Unexpected Results

iO Summer Intensive

Week 2

Instructor- Marla Careses

Thursday

 

We started with Marla’s own version of Zoom (A game that is never played the same way in two places). We then made our own version, Smooth Operator (our team name), and played that for a few minutes. Inventing one was interesting because we all had these ideas about how it should go or what we should say, but Marla wouldn’t let us debate it, we had to decide fast. More “no mistakes” practical training? Hm….

We then moved to Organic Group Games. As you’ll recall, I have struggled with group games and how they fit into shows. And what they are. So it was helpful to be told “This is a game and this is how you do it”. And I was right, doing it today made it clear in a way talking about it never did. It’s basically the same as the Organic Opening but you never transform. You just heighten, heighten, heighten until the peak and then edit. As each person steps out to join the initiator they add a movement and sound. These games can be concrete or abstract, and you can mimic or compliment the leader. Her other advice about this was that if you feel “stuck” you can always choose to heighten, emotion or physically. Also, we should all “dig up the same body”. Not do identical things, boring. But work on the same project instead of each having our own.

Building Characters With Objects came next. We did this by three people at a time sitting side by side in chairs, facing the audience. These were to be people who knew each other very well, though that relationship had to be discovered during the scene, and we were all sitting on a front porch together. Marla assigned each of us an object to hold, and we had to be a character to whom holding that item while sitting around would be normal (so no one comments on it). Items included a book on serial killers, chemistry set, broken glasses, expensive bottle of wine, knitting project, etc.
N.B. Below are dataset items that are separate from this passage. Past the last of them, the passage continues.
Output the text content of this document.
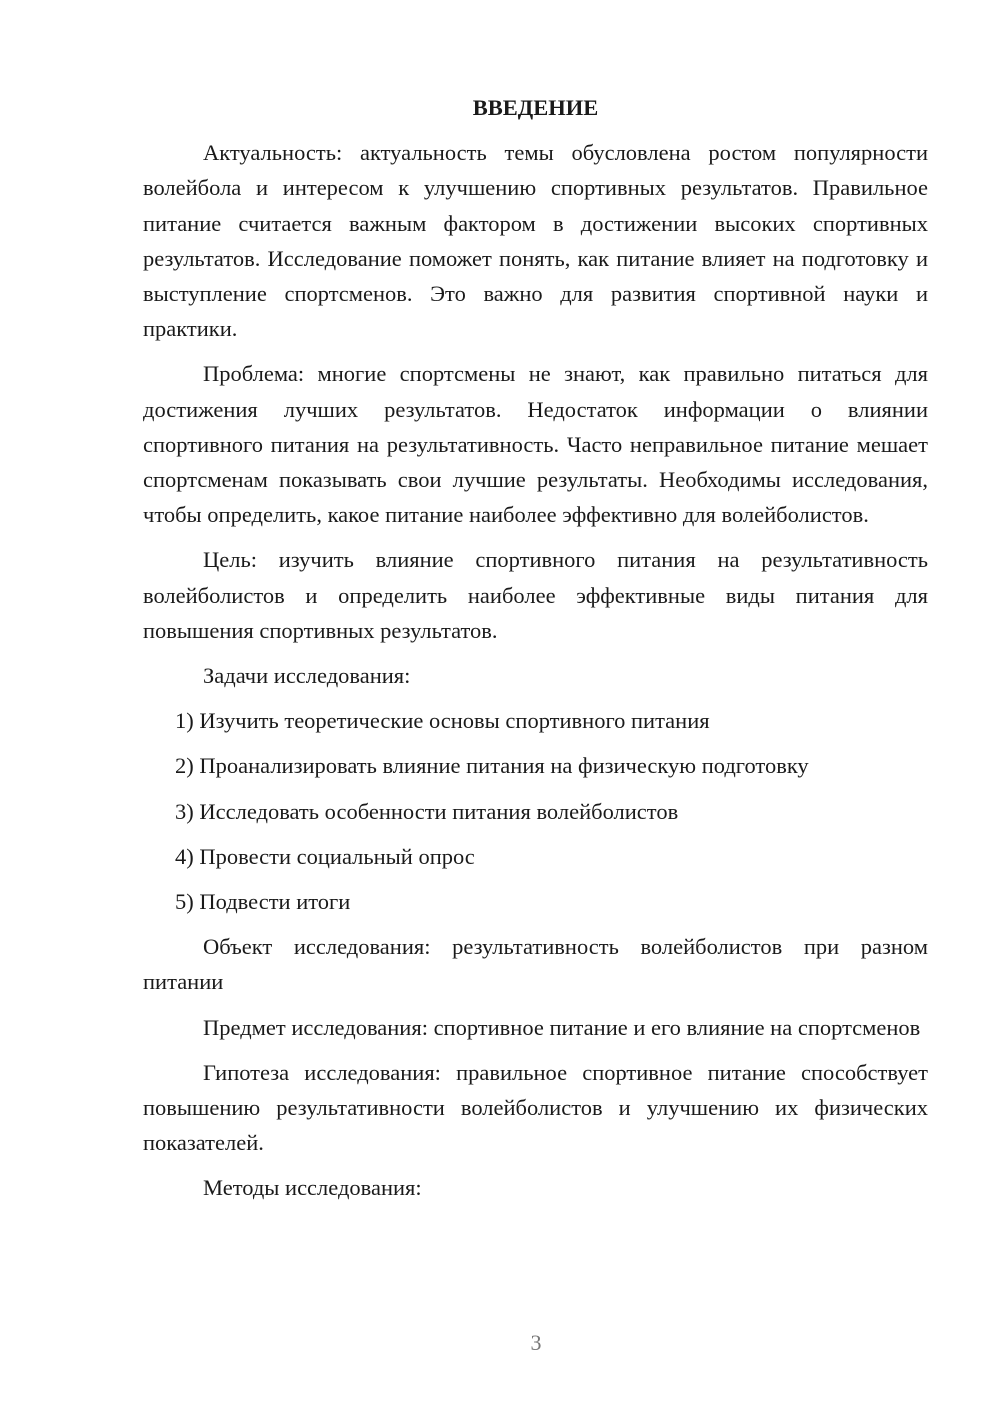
ВВЕДЕНИЕ

Актуальность: актуальность темы обусловлена ростом популярности волейбола и интересом к улучшению спортивных результатов. Правильное питание считается важным фактором в достижении высоких спортивных результатов. Исследование поможет понять, как питание влияет на подготовку и выступление спортсменов. Это важно для развития спортивной науки и практики.

Проблема: многие спортсмены не знают, как правильно питаться для достижения лучших результатов. Недостаток информации о влиянии спортивного питания на результативность. Часто неправильное питание мешает спортсменам показывать свои лучшие результаты. Необходимы исследования, чтобы определить, какое питание наиболее эффективно для волейболистов.

Цель: изучить влияние спортивного питания на результативность волейболистов и определить наиболее эффективные виды питания для повышения спортивных результатов.

Задачи исследования:

1) Изучить теоретические основы спортивного питания
2) Проанализировать влияние питания на физическую подготовку
3) Исследовать особенности питания волейболистов
4) Провести социальный опрос
5) Подвести итоги

Объект исследования: результативность волейболистов при разном питании

Предмет исследования: спортивное питание и его влияние на спортсменов

Гипотеза исследования: правильное спортивное питание способствует повышению результативности волейболистов и улучшению их физических показателей.

Методы исследования:

3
Mine was a handmade voodoo doll. The character I found in that scene was a FUN one to play. I didn’t say much but when i did it was always threatening. I’ve been puzzling over that character all night because typically when I play a mostly silent character I feel weak but this one didn’t. I think it was having a “prop” to play with and react to, as well as using larger facial expressions than normal and consciously choosing a strong emotional viewpoint. I was resentful and vindictive, and while I loved Christian’s character I hated Mihkel’s. There was no reason in my head, I just did. That gave me a lot to play with even when I was silent, I was still acting instead of just waiting to think of something to say.

The rest of the afternoon was personal feedback from our classmates and Marla. Mine was overwhelming and encouraging. We went down onto the stage in pairs and the class could call out things they’d noticed about us over the past two weeks, positive things, as they wanted. Then Marla had each person in the pair tell her something we wanted to work on the rest of the intensive, then she gave us a challenge as well based on what she’d observed over the week. After that, she would reopen the floor to the class so that they could give us ideas of what kind of character they would like to see us play.

Mine were not a surprise. Even if a few of them hadn’t occurred to me I had to admit they were characters I’d never do. My big note was MORE characters. I typically play myself. People also want to see more big characters, more physicality, being a child, verbosity (Woody Allen levels), extreme emotions, and selfishness. My class was like, you need to take the focus more and make it about you.

After all that we were supposed to pick something from our character suggestions that inspired us and do a scene with the other person getting feedback, who would also pick something from their list. A chance to try our the class’s ideas right then. So my partner and I started our scene. I chose “Verbose”, she took the note “Sexy and Domineering” (of course, neither of us knew what the other would pick). Honestly, mine went out the window the first time she slithered up against me. I couldn’t hold it. However, the scene was still probably the most fun I’ve ever had on stage. We went nuts. She was leading but I QUIT THINKING for once and just reacted, chasing her, crawling after her, laying on her, feeding her. It was NOT like me at all! I felt so unsure after the scene got called, and I think she did too. I felt excited about what I did but fully expected censor/judgment/whatever from my class because that’s what I expect any time I let loose or get emotional. Instead, several people gave us standing ovations. And later I was told we were “sexy” and “hot”. So there’s that.

Snatches from the day-

  • “3rd Thought” – Go with the third idea that comes to you after you hear something.
  • When you make an emotional choice in a scene the audience wants to see you ratchet it up, intensify it.
  • To heighten, internalize the experiences and emotions of the scene as it goes along and allow them to build inside of you.
  • Once you know what something means to your character, find the reason. What need is this person fulfilling with this?
  • Don’t think. Chase the passion and get more intimate.